Abstract: Peptide fragments isolated from rat urine gave translation matches to many rat liver ESTs. The combined peptide and nucleic acid data delineated two novel parologous secreted Ly-6 proteins (SwissProt P81827 and P81828).

Comprehensive bioinformatic analysis uncovered a swathe of database anomalies that included the following: (1) The TIGR Gene EST assembler had merged three parologous gene products into a single virtual transcript. (2) Extended sequence matches against three unrelated GenBank entries from rat turned out to be chimeric mRNAs. (3) These chimeric mRNAs have propagated major annotation errors in dbEST, Unigene and Locus Link. (4) One chimera gave rise to a mistranslation in the protein databases. (5) Another of the chimeras included a "cryptic" protein that was not annotated in any database. (6) A fourth mRNA anomaly appears to be a pre-mRNA sequence. (7) Aligning the rat urinary proteins with homologues delineated a new family of short secreted Ly-6 proteins not recognised in the current domain databases. (8) Two of the homologues had functional annotations but these turned out to include sequence errors and unverified biochemical results. (9) Forward links to very recent publications were lost because of inconsistent gene names.

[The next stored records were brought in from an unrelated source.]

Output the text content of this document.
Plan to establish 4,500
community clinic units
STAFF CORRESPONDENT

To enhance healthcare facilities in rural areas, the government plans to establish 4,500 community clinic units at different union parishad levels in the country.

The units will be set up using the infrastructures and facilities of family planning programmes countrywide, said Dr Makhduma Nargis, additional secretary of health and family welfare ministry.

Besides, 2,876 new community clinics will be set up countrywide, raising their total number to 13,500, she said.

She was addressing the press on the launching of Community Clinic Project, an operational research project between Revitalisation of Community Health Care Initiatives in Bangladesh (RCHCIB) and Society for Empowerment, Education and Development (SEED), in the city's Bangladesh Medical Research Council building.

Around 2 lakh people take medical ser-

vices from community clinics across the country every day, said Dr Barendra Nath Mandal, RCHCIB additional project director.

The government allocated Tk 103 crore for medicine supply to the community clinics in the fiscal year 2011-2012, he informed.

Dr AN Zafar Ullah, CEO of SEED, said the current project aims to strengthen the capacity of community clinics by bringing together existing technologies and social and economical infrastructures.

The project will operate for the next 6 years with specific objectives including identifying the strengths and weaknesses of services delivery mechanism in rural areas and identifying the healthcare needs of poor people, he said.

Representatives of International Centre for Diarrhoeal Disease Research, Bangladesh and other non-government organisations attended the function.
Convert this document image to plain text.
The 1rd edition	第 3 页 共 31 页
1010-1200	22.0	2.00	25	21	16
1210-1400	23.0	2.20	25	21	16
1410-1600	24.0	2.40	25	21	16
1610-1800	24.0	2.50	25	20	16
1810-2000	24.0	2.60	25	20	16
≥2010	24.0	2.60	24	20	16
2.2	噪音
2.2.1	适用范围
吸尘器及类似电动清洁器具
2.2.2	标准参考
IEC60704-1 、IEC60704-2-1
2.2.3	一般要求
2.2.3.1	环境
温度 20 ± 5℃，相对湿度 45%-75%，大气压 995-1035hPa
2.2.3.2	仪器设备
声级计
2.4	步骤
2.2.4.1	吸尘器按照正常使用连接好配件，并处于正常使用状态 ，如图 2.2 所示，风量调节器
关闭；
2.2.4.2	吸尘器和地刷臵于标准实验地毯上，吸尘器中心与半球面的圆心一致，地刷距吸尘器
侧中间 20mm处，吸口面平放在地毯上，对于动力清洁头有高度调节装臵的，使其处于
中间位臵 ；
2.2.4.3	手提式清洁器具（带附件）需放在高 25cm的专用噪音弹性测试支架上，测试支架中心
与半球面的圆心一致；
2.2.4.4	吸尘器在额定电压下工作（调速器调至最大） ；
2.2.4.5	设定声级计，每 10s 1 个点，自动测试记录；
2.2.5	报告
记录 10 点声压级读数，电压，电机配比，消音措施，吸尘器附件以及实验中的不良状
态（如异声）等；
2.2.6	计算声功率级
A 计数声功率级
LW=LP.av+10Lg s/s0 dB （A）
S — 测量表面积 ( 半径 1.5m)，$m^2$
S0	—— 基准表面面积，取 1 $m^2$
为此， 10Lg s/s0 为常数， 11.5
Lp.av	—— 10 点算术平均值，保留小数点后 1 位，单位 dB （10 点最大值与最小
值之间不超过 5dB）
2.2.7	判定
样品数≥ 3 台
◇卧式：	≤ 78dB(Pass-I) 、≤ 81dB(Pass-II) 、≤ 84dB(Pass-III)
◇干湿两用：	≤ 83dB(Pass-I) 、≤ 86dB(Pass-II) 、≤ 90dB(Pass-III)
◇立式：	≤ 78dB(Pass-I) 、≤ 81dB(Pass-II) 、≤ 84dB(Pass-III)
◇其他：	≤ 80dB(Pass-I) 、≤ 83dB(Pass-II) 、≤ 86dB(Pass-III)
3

The number of anomalies uncovered in this work can be considered unusual. However, they highlight sequence database issues such as: unforeseen consequences of automated sequence parsing, domain recognition thresholds, the verification of functional ontologies, and the authenticity of links to biological data.

This seminar was held at the Department of Computer Science, Royal Holloway, University of London on 13 November 2001.